I am going to continue my response by drawing parallels from Silva’s discussion to my area of expertise and vocation: the field of Accounting. I enjoy the study of accounting very much because I see a similar process to that of Theology; in Accounting, there is a pool of technical guidance akin to the “Bible” – generally accepted accounting principles (GAAP). In Canada, GAAP is mainly governed by the Canadian Institute of Chartered Accounts (CICA) Handbook. When businesses perform transactions, accountants look to GAAP for guidance and interpret it to apply the principles in order to ultimately conclude on a numerical analysis. However, as technical and objective accounting may seem, I realize how subjective it can really be.
All advanced accounting students in University will take courses called “accounting theory” whereby the general framework of GAAP is laid out. There are two fundamental extremes: reliability – where a financial number is determined based on objective evidence, or relevance – the information value portrayed by that financial number. For example, when a company purchases or builds a building, they will pay an original cost, say, $1 million – this is a reliable figure, based on objective evidence (say, cash payment). After 10 years, the value of the building will decrease due to age or required repairs. What is the relevance of this figure? The building is hardly worth $1 million after 10 years of age. How should the company present this value on their financial statements? It would even be misleading to present the then-reliable figure of $1 million; this number is now not relevant. To get into some technical detail, the accounting industry has developed methods to approximate the decrease in value over time, for example, decreasing the value every year on a straight-line basis over the useful life (say, 20 years) of the building. After 10 years, we say the building is worth $500,000. Clearly, this is only an estimate – not very reliable – but it is more relevant.

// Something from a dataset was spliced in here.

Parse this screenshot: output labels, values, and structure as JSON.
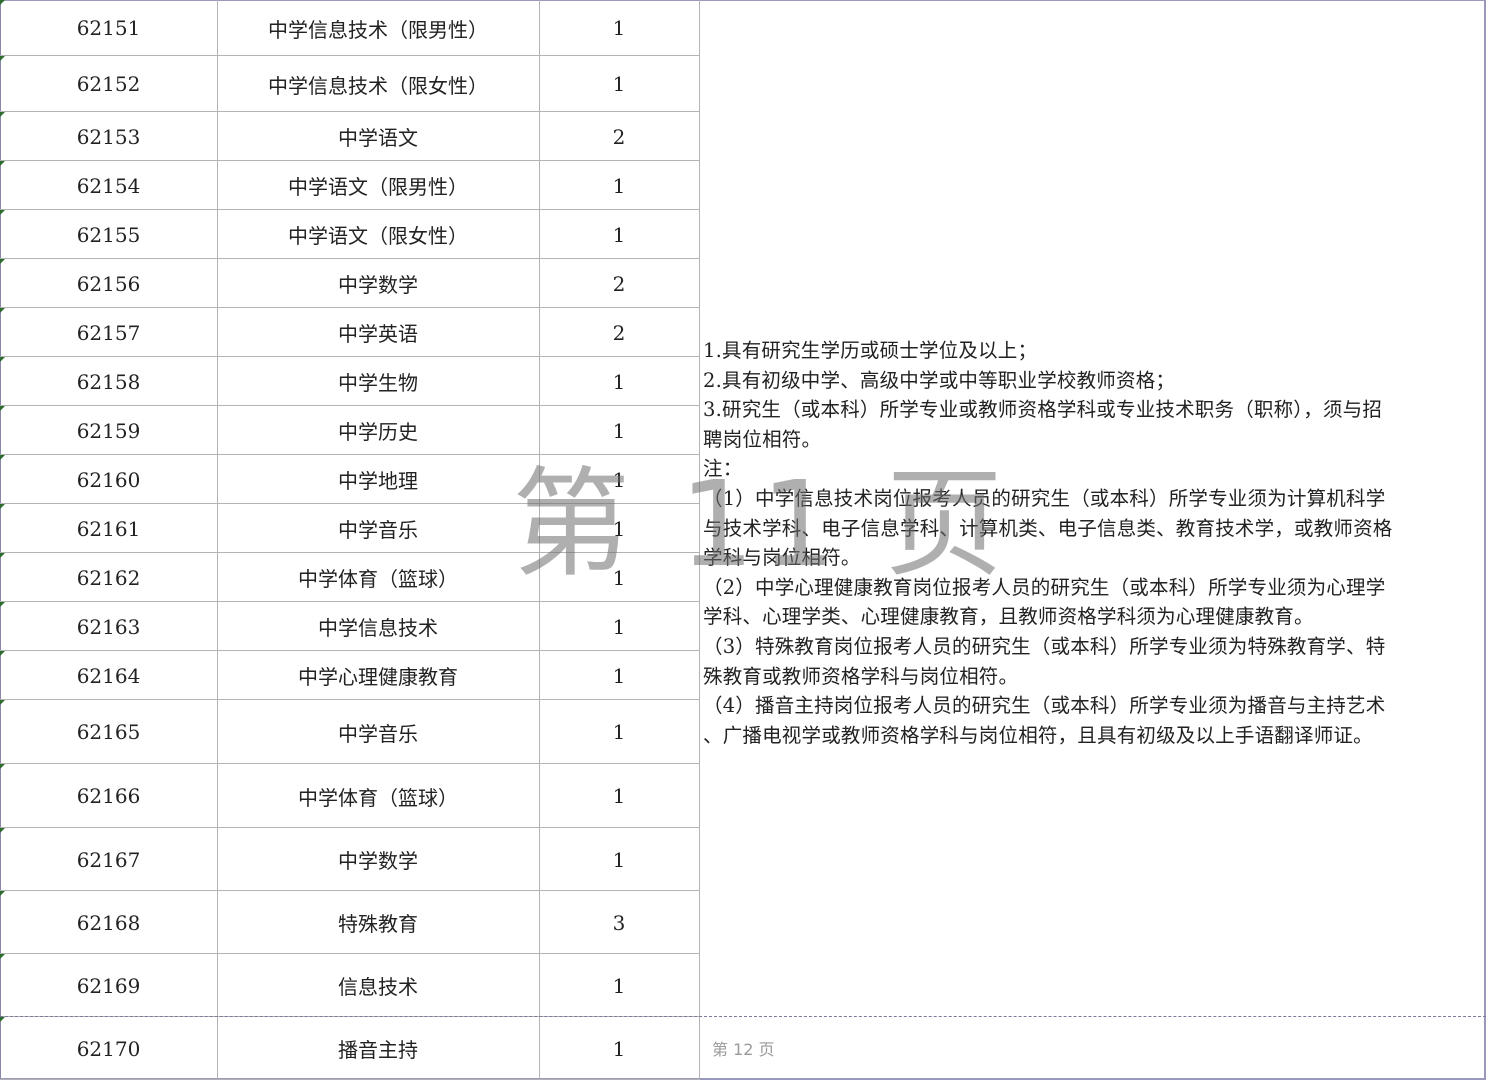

The accounting industry, in conjunction with the world markets, has found a methodical medium between the two extremes by developing such methods to approximate relevant figures. Still, there are many areas of contention. Similar to the world of biblical interpretation, it is interesting to see how accounting principles have progressed over the past five years. Understandably, the world markets see the difficulties in producing purely relevant financial statements – there would be too much subjectivity and the result would be companies issuing financial statements that may be outrageously optimistic without basis. Unfortunately, the world of accounting does not have a Holy Spirit to keep the tension in check! But, an estimated “reliability” is not necessarily a better solution.
To go back to Silva’s article, he expresses my sentiments exactly on page 112 in discussing the progression towards reader-response theories, “To a practitioner of the historical method, it is simply shocking to hear that eisegesis may be a permissible – let alone the preferable! – way to approach the text.” To all Bible students, we must have heard countless times of the dangers of eisegesis. However, as I better understand the current environment, coupled with my understanding of relevance for readers of financial statements (would you invest in a company that only has their original costs on their financial statements?), it is clear that the purpose of a text is to effectively communicate an intelligible message that requires a response (pg. 121).